Von grünen Socken und der Lesung am 7. März

Autor: . Abgelegt unter Kultur,Literatur

Ich habe Socken in einem Grün, das ich nicht mag. Und anfangs war überdies der Gummi zu streng. Keine Frage: ein Fehlkauf! Also weg damit? Nein! Solange ich diese anziehe, schone ich andere. Das ist ein zugkräftiges Argument. Denn irgendwie muss ich ja meinen Ärger darüber besänftigen, dass ich von diesem Paar nicht loskomme. Hier geht es aber nicht um Sparsamkeit. Sachen, in die von vielen Leuten Energie gesteckt wurde, verdienen Respekt. Was können die Socken dafür, ein Fehlkauf zu sein?

Es ist ja nicht so, dass ich mich mit Neuem nicht anfreunden könnte.

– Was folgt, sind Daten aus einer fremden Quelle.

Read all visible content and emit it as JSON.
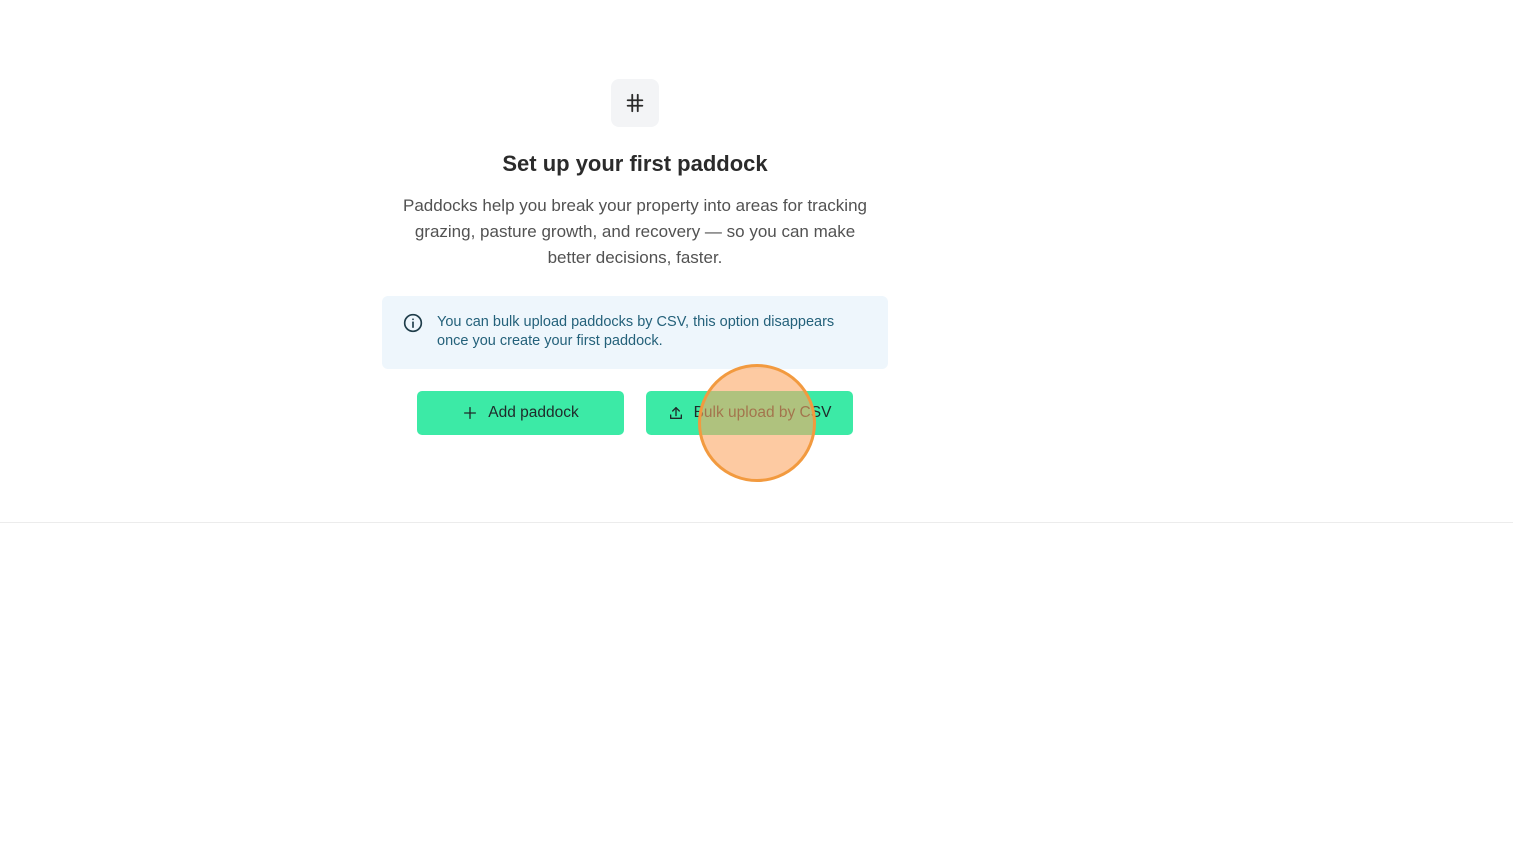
{
  "empty_state": {
    "icon": "hash-icon",
    "title": "Set up your first paddock",
    "description": "Paddocks help you break your property into areas for tracking grazing, pasture growth, and recovery — so you can make better decisions, faster.",
    "info": {
      "icon": "info-icon",
      "text": "You can bulk upload paddocks by CSV, this option disappears once you create your first paddock."
    },
    "actions": {
      "add_label": "Add paddock",
      "add_icon": "plus-icon",
      "bulk_label": "Bulk upload by CSV",
      "bulk_icon": "upload-icon"
    }
  },
  "colors": {
    "button_bg": "#3ceaa6",
    "info_bg": "#eef6fc",
    "info_text": "#24617a",
    "click_marker": "#f29a3f"
  }
}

Im Gegenteil! Ich habe zuweilen sogar Lust darauf. Jüngster Beweis dafür ist „Postkarten Poesie“ – ein neuer Kurs, der am 15. April in Schorndorf startet. Eine Geschichte verdichten und 20 Karten davon drucken lassen. Nicht Schwelgen in Sprachvirtuosität gibt hier den Ton an, sondern die unschlagbare Kürze mit Pfiff.

 

Geschichten kann man nämlich so und so oder noch ganz anders erzählen. Die von den Socken zum Beispiel könnte in einem Krimi münden. Übersprungshandlung: Statt die Socken zu entsorgen, muss der autoritäre Chef dran glauben, nachdem er mich vor dem gesamten Team ungerecht getadelt hat und mich danach mit einer grünen Götterspeise wieder versöhnen will. Zwei oder drei raffinierte Winkelzüge, und schon ist neben der tropfenden Stichwunde in der Herzgegend auch noch ein wenig Umweltschutz und Lebensmittelchemie untergebracht. Und dann an Tante Frieda schicken, die Götterspeise genauso wenig mag wie ich. Da es eine Postkarte ist, hat die Zustellerin auch noch ihren Spaß damit.

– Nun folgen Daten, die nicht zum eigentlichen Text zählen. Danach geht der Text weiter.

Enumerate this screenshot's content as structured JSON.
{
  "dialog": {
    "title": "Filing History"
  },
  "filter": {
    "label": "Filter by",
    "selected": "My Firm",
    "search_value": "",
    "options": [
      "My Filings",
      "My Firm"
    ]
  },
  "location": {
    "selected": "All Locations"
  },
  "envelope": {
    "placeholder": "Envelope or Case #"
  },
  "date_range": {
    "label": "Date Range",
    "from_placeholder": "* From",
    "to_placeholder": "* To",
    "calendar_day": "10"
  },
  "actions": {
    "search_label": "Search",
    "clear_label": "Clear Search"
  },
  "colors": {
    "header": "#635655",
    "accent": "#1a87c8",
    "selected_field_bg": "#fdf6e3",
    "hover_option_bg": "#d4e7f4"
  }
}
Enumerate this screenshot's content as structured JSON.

Diese überraschende Vielfalt, die mehrere Texte zum gleichen Thema ans Tageslicht befördern können, ist immer wieder erstaunlich. Das wollen Teilnehmerinnen von „kreativ schreiben“ in einer Lesung am 7.3.18 in Schorndorf der Öffentlichkeit zeigen.

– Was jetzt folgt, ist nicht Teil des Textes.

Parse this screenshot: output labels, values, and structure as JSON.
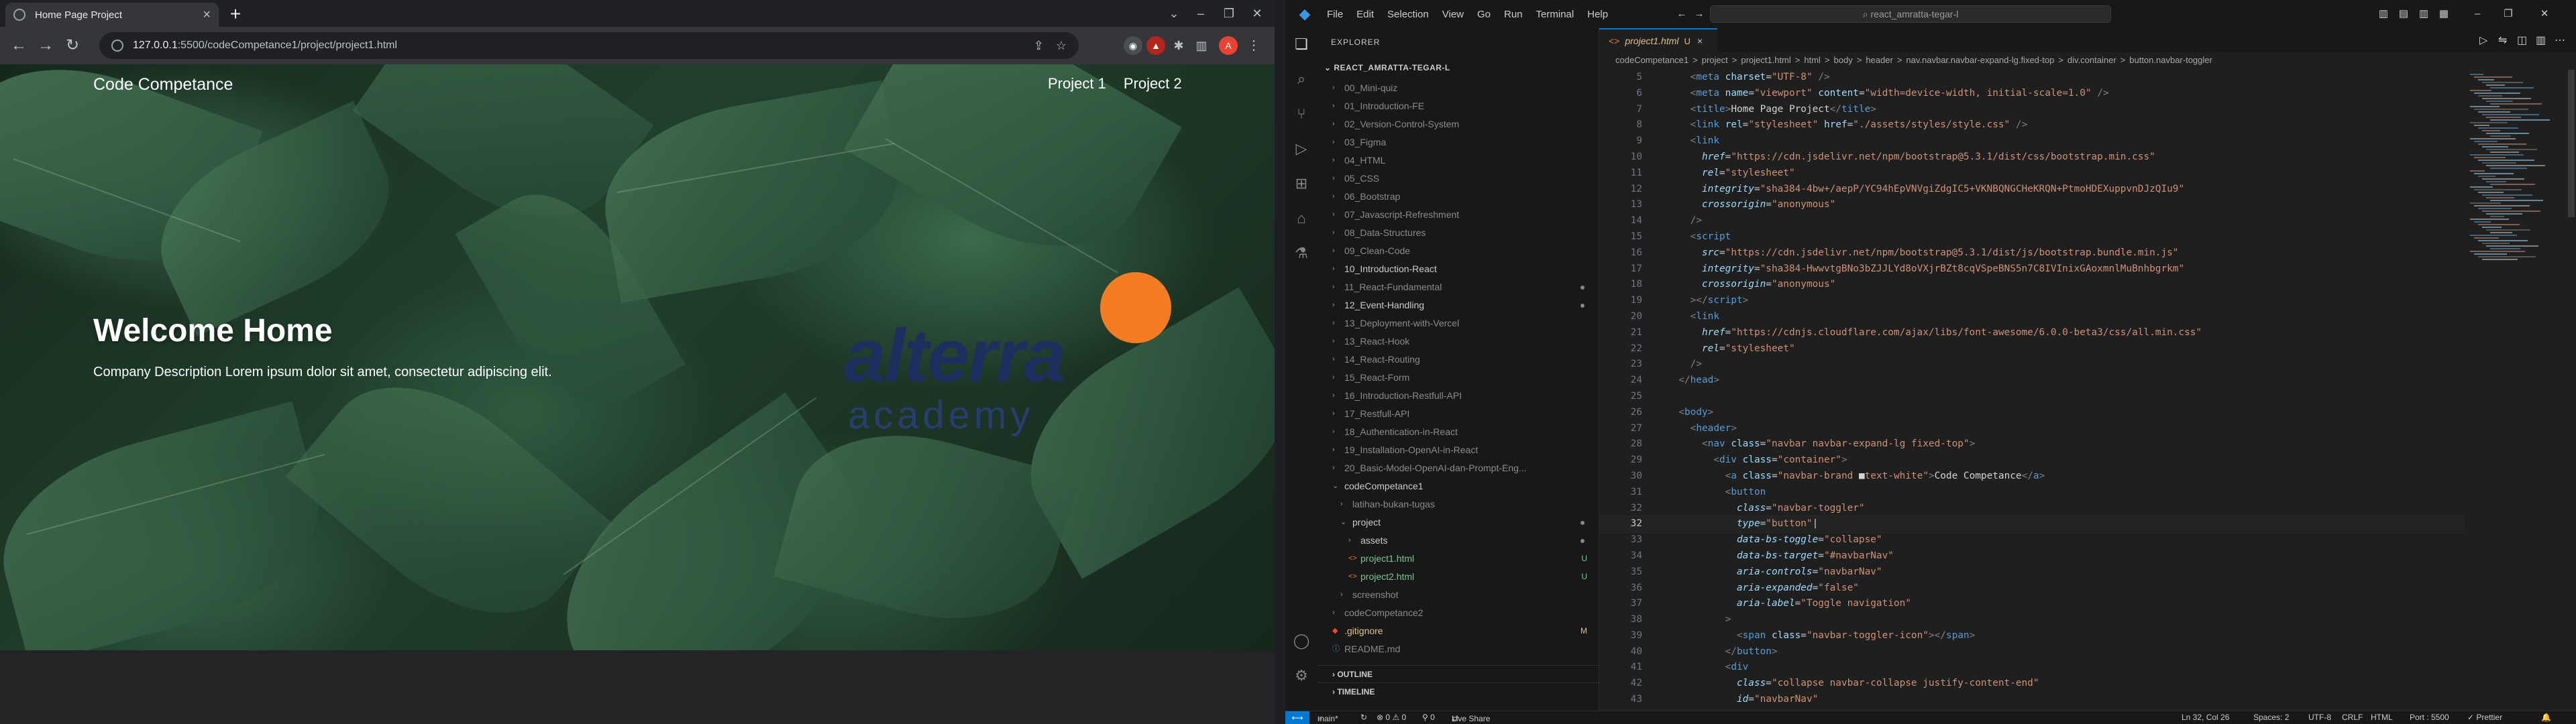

Der Abend beginnt mit einer Buchpremiere. Denn einige Teilnehmerinnen ergriffen die Chance, sich an der Anthologie „365 Tage Liebe“ zu beteiligen. Und das mit Erfolg! Die Autorinnen holen aber weiter aus, berichten über das Geschehen im Kurs und tragen Kostproben vor. Da geht es unter anderem ganz reell um „Mut & Tapferkeit“ oder die Übersetzung von Märchen ins Hier und Jetzt, um Ambivalenz, Berührendes und Überraschendes.

Näheres zu diesen Veranstaltungen ist zu finden unter > http://www.vhs-schorndorf.de/

„365 Tage Liebe“, Hrsg. Rüdiger Heins, erschienen im Wiesenburg Verlag, 2017. Mangels Inhaltsverzeichnis sei hier auf die Beiträge auf den Seiten 150, 158, 168, 242, 299 und 306 verwiesen. Die anderen Texte der Lesung werden in einem Reader zusammengefasst. Für die Veranstaltung ist eine Pause vorgesehen, um lebhaften Gesprächen gebührend Raum zu geben.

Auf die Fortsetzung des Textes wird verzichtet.